HMRC are increasingly using other tools to recover tax payments. Over the last few years HMRC have substantially increased the number of seized assets from almost 3,000 businesses as government increases the pressure on late tax payments.
The number of firms facing asset seizures jumped 45 per cent from 2016/17 and there is no sign that this trend will decrease.
Using powers referred to as ‘Distraint’ powers, HMRC can take assets from businesses that do not have the cash to pay their tax bill to sell to raise funds.
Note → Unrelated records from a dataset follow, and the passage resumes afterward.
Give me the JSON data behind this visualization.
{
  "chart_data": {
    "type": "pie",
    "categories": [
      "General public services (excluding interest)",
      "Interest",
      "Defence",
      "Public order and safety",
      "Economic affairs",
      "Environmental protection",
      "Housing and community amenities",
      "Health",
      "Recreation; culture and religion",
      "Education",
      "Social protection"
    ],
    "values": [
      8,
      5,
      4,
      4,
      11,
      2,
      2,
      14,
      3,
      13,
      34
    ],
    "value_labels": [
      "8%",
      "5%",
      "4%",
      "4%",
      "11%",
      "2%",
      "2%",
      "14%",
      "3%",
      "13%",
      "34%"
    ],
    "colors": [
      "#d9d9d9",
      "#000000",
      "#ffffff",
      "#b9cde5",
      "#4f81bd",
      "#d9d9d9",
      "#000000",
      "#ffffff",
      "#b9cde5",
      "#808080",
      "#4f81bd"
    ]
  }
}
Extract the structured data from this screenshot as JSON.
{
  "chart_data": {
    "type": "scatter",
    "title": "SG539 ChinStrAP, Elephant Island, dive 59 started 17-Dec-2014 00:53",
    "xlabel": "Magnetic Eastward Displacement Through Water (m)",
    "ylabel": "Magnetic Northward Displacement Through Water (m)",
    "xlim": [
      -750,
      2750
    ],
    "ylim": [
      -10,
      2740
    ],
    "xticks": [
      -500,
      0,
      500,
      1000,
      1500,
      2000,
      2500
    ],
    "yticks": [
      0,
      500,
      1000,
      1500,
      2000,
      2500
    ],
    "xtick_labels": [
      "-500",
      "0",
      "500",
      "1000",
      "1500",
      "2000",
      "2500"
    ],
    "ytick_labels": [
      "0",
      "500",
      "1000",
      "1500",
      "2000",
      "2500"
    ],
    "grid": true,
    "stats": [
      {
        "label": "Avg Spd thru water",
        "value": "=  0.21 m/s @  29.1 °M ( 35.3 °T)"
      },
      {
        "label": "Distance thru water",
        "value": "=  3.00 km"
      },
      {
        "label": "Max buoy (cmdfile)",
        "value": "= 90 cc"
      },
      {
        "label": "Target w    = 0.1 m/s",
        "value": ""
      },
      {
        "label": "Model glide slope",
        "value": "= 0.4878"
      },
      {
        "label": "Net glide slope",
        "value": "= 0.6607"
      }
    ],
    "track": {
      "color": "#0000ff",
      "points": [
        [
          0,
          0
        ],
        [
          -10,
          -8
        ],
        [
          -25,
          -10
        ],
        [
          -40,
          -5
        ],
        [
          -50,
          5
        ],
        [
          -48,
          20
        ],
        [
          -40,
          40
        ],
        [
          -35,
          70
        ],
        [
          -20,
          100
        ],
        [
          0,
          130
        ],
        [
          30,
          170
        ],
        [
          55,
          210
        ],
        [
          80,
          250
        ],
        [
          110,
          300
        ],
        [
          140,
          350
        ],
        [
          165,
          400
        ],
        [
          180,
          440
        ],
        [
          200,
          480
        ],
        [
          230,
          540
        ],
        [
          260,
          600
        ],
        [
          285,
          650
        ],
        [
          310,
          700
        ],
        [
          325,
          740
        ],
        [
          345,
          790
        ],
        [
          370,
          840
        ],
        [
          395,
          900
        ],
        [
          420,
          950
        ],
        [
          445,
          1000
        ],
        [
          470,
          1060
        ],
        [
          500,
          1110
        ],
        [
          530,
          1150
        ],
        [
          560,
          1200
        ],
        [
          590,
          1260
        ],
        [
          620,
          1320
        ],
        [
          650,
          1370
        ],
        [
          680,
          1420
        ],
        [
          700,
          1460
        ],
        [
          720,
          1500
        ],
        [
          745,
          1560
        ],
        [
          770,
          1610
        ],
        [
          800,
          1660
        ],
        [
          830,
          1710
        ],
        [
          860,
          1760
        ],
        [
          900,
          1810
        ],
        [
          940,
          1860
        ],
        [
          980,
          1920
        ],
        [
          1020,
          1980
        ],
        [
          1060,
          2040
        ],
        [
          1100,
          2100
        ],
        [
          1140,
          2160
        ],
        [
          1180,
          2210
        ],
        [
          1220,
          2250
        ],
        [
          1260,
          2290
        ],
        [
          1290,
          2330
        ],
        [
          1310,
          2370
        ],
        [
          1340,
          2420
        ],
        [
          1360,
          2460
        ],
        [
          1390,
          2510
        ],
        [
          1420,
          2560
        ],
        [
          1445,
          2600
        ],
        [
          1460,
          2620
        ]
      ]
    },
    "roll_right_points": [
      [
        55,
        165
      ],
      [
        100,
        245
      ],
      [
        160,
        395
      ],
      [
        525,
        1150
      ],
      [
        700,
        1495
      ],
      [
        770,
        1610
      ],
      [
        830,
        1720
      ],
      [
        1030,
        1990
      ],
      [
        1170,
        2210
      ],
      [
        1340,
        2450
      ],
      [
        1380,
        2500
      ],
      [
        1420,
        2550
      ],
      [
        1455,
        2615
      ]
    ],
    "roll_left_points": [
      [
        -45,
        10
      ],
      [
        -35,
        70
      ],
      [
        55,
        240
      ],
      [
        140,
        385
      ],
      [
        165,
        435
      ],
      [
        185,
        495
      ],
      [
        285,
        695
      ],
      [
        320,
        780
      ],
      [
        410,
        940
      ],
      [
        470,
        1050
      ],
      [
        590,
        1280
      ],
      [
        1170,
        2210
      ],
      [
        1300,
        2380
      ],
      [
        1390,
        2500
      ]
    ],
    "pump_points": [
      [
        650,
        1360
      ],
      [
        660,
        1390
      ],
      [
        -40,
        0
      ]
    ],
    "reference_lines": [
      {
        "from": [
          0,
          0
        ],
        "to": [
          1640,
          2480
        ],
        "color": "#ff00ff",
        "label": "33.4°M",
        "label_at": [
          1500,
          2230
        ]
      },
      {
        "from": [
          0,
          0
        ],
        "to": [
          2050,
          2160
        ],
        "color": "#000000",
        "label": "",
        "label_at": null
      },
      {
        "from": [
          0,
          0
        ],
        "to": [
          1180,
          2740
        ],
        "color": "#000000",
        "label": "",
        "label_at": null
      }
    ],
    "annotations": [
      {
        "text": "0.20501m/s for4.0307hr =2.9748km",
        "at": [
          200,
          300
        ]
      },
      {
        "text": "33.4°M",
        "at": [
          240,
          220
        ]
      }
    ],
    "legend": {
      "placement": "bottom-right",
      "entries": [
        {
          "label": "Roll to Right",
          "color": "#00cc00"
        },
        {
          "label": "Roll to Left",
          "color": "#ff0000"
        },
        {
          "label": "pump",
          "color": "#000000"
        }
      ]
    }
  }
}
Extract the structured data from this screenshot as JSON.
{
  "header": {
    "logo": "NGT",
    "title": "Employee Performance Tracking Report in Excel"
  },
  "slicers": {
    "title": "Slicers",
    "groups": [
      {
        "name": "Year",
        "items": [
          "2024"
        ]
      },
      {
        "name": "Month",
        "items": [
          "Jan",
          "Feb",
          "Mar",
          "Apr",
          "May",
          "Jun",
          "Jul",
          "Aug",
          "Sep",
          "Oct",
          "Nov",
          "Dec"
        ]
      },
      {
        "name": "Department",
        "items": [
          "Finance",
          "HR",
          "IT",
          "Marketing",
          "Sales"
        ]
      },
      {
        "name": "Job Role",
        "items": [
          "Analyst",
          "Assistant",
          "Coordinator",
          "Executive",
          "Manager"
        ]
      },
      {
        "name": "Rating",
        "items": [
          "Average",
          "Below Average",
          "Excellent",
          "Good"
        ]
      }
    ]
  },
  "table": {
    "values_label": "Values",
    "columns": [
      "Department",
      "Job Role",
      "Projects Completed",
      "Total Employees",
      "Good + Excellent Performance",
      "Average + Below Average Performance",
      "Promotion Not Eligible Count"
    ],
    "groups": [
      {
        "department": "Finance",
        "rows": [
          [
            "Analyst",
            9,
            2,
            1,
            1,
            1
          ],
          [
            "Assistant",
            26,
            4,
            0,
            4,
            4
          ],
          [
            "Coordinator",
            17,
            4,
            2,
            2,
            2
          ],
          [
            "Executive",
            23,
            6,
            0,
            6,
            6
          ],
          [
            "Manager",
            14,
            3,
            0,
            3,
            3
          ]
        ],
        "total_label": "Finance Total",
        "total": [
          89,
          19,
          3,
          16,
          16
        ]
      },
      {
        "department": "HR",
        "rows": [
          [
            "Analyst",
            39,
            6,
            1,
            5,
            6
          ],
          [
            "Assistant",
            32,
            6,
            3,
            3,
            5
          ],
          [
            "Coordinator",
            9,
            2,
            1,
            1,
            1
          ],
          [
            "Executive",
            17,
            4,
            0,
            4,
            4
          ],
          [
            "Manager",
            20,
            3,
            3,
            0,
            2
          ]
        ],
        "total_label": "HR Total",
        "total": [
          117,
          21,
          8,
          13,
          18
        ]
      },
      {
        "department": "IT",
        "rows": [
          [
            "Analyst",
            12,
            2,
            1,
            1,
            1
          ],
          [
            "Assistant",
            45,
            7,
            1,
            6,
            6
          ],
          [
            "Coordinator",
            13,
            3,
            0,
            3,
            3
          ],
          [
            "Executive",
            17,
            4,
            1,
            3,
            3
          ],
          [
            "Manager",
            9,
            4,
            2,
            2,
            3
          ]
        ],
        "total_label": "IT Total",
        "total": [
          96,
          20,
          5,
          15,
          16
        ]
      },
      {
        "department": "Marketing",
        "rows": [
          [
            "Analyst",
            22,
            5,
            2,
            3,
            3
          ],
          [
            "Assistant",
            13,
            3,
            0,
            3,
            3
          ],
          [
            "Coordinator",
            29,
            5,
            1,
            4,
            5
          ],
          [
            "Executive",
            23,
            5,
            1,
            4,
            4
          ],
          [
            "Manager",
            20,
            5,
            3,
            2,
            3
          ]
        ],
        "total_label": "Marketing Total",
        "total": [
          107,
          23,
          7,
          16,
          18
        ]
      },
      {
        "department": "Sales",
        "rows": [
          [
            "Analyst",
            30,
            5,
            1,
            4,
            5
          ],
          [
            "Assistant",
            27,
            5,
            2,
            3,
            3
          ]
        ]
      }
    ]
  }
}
This can include taking critical items that a business will rely upon such as IT equipment and machinery, the removal of which can result in a firm being forced to cease trading.
The increasingly aggressive debt collection policy comes at a time when businesses are already facing other major potential risks including rising interest rates and increased barriers to trade after Brexit.
This approach can stop a business trading and Altion Law has assisted companies where there are often genuine reasons why these firms aren’t able to pay their tax bills on time, such as cashflow issues stemming from late payments from clients.
Even if HMRC have seized the assets they are often sold at “fire-sale prices”, which means that HMRC is often unable to recoup the amount owed, meanings an otherwise healthy company that runs into difficulty, is not only left without critical assets but it still has to deal with HMRC and late tax payments.
Altion Law has worked with companies where HMRC have aggressively pursued overdue tax liabilities to agree payment plans and contest HMRC Winding up Petitions.